Cada pelo nasce dentro de um pequeno canal na pele, o folículo. Quando esse canal inflama, surge a foliculite. As causas mais comuns:

  • Bactérias. O Staphylococcus aureus é o responsável pela maioria dos casos. A infecção costuma ser superficial e limitada, mas pode se aprofundar e formar nódulos dolorosos (furúnculos). Outras bactérias, chamadas gram-negativas, podem causar foliculite em quem usou antibiótico oral por tempo prolongado, especialmente para acne.
  • Fungos. A levedura Malassezia, que faz parte da flora normal da pele, pode proliferar em ambientes quentes e úmidos e causar uma foliculite no tronco, nos ombros e na parte superior das costas. Esse tipo é facilmente confundido com acne, mas costuma coçar mais e não vem acompanhado de cravos.

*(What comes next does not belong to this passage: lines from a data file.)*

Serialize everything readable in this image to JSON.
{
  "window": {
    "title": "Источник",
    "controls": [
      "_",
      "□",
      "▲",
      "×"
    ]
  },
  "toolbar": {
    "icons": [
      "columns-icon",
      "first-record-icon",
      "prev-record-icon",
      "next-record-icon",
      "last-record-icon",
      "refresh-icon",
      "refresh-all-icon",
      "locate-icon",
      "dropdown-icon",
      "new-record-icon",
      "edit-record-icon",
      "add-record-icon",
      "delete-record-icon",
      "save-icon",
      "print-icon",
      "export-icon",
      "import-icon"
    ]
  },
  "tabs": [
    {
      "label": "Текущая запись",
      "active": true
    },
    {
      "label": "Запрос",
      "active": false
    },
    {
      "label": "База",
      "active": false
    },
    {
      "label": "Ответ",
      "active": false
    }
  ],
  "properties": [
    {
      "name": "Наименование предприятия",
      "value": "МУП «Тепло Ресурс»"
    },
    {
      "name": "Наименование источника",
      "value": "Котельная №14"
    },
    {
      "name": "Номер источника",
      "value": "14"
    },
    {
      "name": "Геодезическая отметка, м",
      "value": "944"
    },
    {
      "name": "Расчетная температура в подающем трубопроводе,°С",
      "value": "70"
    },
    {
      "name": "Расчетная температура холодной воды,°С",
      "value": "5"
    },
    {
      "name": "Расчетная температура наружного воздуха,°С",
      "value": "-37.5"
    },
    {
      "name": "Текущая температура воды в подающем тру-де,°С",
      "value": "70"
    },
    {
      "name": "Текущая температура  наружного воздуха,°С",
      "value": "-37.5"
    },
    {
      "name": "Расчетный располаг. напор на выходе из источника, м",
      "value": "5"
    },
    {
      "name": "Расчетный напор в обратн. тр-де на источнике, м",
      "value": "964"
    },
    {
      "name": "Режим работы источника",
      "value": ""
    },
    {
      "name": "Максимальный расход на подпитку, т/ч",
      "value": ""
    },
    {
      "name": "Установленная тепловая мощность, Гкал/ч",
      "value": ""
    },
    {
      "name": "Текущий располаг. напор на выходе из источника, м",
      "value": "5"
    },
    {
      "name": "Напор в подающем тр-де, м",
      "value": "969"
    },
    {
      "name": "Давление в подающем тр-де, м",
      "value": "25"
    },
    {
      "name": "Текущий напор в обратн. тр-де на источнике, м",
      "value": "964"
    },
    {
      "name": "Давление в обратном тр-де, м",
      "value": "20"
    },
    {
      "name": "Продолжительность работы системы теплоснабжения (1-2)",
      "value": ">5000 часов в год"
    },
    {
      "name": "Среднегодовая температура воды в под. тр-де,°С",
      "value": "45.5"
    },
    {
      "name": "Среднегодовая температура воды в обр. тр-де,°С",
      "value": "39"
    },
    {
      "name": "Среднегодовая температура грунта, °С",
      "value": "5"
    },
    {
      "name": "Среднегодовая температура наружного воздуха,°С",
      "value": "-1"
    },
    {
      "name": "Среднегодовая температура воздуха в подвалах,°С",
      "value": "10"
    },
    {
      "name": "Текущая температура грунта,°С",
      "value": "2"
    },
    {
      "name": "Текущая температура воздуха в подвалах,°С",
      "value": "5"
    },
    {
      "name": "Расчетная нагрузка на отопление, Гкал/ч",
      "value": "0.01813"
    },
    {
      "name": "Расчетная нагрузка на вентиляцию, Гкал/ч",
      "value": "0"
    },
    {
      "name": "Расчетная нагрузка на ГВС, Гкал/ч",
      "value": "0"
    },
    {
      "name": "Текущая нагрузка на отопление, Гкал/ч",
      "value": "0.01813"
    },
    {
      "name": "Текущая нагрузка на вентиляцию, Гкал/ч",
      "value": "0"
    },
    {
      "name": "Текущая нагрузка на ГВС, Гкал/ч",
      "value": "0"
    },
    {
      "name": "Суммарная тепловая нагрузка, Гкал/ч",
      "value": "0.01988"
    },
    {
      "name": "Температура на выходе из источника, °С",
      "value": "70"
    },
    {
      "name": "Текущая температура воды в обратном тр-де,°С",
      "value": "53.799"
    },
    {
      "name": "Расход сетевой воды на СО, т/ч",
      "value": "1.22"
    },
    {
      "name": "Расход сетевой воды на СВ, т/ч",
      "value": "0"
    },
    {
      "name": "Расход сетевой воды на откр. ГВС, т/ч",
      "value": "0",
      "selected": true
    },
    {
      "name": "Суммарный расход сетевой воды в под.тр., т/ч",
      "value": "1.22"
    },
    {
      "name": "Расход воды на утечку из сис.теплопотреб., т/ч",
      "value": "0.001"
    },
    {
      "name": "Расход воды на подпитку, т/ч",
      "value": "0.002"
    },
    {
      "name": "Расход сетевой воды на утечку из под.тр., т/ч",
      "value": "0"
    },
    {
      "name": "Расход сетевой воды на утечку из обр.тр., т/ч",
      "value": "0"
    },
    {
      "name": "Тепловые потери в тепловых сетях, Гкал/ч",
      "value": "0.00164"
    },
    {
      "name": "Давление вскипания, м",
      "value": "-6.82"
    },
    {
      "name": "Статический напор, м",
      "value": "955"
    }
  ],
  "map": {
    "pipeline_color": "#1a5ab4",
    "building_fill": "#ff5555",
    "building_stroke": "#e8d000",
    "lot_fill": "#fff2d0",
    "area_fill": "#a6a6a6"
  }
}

  • Irritação e atrito. Roupas justas, fricção repetida, oclusão por curativos ou suor preso podem inflamar o folículo sem que haja infecção. A depilação com lâmina é uma causa frequente pela irritação mecânica. Quando o pelo cortado curva e penetra de volta na pele, surge uma condição semelhante chamada pseudofoliculite, que pode se complicar com infecção secundária.

Em alguns casos, mais de um fator age ao mesmo tempo: uma pele já irritada pela depilação facilita a entrada de bactérias, por exemplo.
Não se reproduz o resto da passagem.